The opposition to Barack Obama needs to keep its wits. His domestic-policy proposals and foreign-policy ideas constitute a profound challenge to the good working order of the United States and the world. Spewing repellent nonsense about Obama's mother and spinning bizarre notions about his innate foreignness -- when he is in fact the possessor of one of the great and enduring American stories, and is in his own person a demonstration of precisely the kind of American exceptionalism that Obama so pointedly pooh-poohs -- can be used to discredit his opposition.

And I think we can all agree that this is a half-step in the right direction. But naturally, it didn't end there. Matt Duss chronicles the entire blow-by-blow of bloggers going back and forth on the important issue of how the dating history of some woman whom none of them had ever met has had a prevailing influence on geopolitics. At the end of it, you grow a little envious, because somehow, in this economy, there are people who are well-compensated to spend their entire day, discussing this piffle.

Still as weird as that was, it doesn't hold a candle to the great Malia Obama Soccer Conspiracy of 2010. Remember this weekend, when President Obama ditched the White House Press Corps to run up to a soccer game, leaving the press pool unable to document this important moment in sports? Well, American Thinker's Cat Corben says that the whole matter was "rather disturbing when you dissect it."

Here is the dissection. It will win many alternative-universe Pulitzers for the way it checked Sidwell Friends' website, found a picture of Fort Reno Park on Google Maps, and skillfully worked in a mention of the plane crash that killed the president of Poland.

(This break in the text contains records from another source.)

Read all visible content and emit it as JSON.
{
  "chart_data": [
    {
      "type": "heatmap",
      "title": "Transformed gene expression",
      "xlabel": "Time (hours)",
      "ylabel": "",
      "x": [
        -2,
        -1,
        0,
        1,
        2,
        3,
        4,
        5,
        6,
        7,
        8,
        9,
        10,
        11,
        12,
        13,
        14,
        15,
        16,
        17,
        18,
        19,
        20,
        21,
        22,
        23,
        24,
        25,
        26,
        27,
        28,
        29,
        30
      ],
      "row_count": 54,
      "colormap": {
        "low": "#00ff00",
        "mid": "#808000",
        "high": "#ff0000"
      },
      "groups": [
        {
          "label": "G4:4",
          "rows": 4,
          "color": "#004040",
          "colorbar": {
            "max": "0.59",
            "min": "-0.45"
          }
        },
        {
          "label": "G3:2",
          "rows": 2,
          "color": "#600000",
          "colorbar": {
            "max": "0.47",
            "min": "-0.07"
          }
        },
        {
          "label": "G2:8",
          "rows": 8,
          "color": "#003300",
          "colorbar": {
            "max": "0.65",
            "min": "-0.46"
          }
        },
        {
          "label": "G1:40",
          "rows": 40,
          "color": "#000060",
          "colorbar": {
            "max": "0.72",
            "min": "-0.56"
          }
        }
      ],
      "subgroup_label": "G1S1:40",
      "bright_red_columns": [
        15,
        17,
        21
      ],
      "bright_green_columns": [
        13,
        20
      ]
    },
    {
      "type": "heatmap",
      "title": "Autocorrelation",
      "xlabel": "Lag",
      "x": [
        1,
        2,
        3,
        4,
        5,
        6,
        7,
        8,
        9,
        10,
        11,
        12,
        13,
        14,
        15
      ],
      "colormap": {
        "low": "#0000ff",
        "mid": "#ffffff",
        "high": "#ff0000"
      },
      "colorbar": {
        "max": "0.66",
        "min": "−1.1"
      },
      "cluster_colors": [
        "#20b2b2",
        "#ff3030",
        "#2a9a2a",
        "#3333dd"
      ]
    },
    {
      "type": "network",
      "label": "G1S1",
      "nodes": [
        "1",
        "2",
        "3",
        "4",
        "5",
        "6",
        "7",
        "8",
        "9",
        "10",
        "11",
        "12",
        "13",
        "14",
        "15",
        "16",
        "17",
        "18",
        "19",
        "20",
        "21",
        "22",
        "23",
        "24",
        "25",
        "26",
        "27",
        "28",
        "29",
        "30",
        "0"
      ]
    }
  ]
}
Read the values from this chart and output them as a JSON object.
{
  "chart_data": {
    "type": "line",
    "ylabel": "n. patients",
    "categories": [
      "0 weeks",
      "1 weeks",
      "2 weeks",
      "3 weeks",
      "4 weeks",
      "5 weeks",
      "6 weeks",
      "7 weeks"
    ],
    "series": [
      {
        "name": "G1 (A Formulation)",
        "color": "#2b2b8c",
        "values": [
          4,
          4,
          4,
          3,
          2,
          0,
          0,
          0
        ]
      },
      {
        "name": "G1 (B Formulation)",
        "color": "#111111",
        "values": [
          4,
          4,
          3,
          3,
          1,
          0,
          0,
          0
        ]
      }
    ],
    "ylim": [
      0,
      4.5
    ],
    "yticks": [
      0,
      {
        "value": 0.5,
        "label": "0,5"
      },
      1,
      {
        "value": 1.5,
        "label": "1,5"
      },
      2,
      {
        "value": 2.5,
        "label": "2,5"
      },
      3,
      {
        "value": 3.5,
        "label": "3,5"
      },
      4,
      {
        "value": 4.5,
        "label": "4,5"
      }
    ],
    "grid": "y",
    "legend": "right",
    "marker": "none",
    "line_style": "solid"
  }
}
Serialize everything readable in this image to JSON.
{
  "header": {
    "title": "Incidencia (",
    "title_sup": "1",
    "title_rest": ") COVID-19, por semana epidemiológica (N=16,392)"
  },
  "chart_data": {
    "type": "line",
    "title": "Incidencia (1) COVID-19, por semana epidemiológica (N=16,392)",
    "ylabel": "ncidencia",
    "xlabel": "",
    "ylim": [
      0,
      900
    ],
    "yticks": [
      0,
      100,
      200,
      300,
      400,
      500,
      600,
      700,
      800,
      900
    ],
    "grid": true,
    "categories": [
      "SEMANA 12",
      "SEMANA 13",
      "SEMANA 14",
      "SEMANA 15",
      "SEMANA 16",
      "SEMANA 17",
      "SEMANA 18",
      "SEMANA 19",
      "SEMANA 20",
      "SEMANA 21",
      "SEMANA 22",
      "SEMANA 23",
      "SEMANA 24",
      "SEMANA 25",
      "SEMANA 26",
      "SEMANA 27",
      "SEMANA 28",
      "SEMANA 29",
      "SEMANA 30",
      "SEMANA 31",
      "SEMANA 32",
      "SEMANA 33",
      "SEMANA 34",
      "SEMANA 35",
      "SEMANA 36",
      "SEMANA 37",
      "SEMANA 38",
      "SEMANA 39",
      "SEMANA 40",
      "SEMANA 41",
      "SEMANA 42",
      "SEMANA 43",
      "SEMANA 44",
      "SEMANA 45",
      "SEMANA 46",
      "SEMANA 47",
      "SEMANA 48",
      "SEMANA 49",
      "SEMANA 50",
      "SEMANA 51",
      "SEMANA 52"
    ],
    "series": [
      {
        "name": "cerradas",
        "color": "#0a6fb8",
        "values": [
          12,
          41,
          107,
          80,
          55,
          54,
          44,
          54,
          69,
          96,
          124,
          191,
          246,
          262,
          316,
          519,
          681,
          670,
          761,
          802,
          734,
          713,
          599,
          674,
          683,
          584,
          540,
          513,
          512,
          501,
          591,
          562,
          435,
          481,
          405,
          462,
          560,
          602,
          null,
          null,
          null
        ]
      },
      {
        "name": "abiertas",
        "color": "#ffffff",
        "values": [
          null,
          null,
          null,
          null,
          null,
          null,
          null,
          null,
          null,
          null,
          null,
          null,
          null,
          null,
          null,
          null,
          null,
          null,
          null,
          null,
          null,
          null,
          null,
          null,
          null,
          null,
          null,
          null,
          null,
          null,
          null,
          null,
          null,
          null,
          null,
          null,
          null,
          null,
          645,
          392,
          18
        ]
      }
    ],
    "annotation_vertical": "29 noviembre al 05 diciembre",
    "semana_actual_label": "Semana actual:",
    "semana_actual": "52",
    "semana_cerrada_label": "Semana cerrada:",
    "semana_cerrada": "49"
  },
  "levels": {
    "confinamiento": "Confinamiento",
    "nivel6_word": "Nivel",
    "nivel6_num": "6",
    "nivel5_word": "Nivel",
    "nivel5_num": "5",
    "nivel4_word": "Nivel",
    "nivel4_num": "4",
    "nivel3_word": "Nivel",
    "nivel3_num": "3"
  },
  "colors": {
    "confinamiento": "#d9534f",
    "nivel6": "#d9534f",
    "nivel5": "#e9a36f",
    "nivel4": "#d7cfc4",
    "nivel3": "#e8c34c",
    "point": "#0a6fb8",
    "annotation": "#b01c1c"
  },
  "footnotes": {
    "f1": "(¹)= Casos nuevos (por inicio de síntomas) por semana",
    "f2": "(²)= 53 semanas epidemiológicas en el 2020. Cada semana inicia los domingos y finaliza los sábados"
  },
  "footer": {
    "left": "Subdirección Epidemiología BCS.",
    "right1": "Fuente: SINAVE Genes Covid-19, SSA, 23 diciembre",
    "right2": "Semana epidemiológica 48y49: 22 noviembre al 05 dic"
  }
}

This whole thread on RedState is also straight magical, and should have definitely been mentioned in Insane Clown Posse's "Miracles" video, for the way it constructs an elaborate conspiracy around the Department of Defense, high 2008 levels of arsenic in the ground, something called the "Virgo" exercise ("a series of training flights held in coordination with the Federal Aviation Administration, the National Capital Region Command Center, the Joint Air Defense Operations Center, Civil Air Patrol, and NORAD!"), and the Fort Reno Summer Concert Series. Eventually, some hero named Joshua Persons (if that is his real name!) emerges to say, basically, uh, guys, maybe there is no story here?

Anyway, here's Jake Tapper, getting his factcheck on all up in this piece:

But seriously! How could Obama have made it to Fort Reno, according to the tick-tock of events that day? Why, he'd have to travel the five miles between the White House and the park by motorcade, or something!